The National Agricultural Exports Board (NAEB) has revealed Rwanda’s tea export volume jumped 86.9 percent to 1,752.1 tonnes last November from 937.2 tonnes in the previous month as a result of more crop yields fuelled by increased rainfall.

The regulator also said that during the same period, export revenue jumped by at least 72 percent from $2.46m to $4.2 million, selling for around $3 per kilo.

NAEB’s tea unit head, Jean Damascene Gasarabwe,, said that the rise is expected to be sustained through the first half of the year till June when the raining season ends.

During dry seasons, tea output plummets as much as 30 percent.
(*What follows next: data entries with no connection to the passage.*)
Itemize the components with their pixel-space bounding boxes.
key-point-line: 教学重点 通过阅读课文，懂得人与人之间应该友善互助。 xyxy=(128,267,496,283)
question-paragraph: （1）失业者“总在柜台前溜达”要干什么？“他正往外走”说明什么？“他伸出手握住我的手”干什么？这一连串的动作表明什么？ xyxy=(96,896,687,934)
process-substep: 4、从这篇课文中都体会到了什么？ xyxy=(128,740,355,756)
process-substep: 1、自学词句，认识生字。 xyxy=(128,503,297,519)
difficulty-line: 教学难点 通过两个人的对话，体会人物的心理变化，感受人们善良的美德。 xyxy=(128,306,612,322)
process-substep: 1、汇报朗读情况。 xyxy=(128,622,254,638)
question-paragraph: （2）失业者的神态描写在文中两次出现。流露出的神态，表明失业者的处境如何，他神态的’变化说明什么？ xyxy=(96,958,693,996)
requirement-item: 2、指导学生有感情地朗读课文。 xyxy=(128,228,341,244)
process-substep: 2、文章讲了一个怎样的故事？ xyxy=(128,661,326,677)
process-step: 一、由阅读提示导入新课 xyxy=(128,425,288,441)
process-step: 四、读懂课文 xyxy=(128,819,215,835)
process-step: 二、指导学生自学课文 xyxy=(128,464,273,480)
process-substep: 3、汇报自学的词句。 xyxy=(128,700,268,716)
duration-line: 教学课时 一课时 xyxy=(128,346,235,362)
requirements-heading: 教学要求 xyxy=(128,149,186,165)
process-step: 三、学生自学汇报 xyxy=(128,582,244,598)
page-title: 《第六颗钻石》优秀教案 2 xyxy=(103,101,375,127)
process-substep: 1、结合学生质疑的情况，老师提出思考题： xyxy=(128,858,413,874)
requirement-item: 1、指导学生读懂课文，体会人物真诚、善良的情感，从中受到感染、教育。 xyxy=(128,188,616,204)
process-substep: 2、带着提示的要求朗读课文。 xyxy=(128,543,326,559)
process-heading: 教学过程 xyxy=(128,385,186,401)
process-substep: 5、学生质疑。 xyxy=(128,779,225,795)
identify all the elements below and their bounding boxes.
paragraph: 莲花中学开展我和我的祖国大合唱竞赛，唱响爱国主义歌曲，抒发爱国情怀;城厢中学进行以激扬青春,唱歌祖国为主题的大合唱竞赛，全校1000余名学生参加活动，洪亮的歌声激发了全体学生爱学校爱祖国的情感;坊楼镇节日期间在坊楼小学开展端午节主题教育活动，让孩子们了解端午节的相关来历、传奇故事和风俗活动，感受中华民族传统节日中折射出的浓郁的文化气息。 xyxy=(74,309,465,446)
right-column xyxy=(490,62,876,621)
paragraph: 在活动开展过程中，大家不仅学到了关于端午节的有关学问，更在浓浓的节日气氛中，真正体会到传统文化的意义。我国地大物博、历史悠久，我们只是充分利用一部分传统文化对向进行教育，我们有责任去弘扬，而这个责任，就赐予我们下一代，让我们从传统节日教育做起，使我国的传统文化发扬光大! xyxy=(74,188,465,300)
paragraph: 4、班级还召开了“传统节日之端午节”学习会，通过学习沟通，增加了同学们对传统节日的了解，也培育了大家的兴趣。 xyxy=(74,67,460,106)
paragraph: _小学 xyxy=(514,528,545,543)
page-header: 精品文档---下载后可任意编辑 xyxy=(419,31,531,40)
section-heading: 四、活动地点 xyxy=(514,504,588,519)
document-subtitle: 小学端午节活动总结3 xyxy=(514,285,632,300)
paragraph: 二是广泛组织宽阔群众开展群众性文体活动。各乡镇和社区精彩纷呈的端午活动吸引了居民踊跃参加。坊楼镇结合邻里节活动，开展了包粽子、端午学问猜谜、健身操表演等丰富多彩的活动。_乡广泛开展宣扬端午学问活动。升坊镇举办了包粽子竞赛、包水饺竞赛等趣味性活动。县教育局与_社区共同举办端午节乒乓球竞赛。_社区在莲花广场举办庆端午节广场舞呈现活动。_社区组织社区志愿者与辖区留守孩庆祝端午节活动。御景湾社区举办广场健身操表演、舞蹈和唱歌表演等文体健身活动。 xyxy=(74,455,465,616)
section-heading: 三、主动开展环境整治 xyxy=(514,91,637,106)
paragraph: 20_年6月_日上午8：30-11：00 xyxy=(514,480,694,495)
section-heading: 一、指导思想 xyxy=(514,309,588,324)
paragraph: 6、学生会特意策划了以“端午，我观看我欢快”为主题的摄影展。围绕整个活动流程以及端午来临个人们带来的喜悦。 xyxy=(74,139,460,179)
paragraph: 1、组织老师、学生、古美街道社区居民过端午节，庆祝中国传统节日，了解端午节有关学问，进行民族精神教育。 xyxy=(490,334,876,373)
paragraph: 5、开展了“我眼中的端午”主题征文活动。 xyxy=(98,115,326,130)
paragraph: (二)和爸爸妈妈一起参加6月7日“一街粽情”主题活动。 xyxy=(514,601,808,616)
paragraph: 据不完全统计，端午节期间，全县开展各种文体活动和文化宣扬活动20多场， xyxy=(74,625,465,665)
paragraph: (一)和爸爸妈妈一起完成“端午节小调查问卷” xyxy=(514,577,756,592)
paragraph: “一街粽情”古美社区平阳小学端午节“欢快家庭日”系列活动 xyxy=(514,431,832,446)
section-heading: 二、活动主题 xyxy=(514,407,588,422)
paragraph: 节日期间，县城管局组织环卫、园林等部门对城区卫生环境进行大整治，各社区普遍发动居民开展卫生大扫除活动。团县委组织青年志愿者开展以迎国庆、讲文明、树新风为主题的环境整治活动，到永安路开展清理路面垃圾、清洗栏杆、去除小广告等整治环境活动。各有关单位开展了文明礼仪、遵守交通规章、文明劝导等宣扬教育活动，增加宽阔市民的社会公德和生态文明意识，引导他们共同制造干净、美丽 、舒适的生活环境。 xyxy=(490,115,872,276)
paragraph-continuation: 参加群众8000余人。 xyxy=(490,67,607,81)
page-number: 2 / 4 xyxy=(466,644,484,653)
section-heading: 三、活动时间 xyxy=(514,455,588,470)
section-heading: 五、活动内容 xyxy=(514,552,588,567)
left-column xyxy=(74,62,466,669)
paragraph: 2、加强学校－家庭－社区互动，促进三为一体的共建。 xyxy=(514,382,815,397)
While coffee stands as Rwanda’s largest export with a 60 percent share of the country’s foreign exchange revenue, tea follows strongly as the second-largest contributing 30 percent to its forex.

Since emerging from a 4-year civil war that ravaged the country, its tea export, with foreign aid and investments from businessmen like Sir Ian Wood, Scotland’s second-richest man, has begun to reach pre-war levels.

In 2011, it exported 20,300 tonnes of tea and reached 22,563 tonnes in 2012 while it recorded $61.1 million and $63.9 million in revenues respectively.

Gasarabwe says NAEB is planning to expand tea plantations to increase tea export revenue  to $147 million by 2017.

According to The New Times, 60 percent of the tea is sold at the Mombasa auction, 37 percent is purchased by individual buyers, while the remaining is sold locally.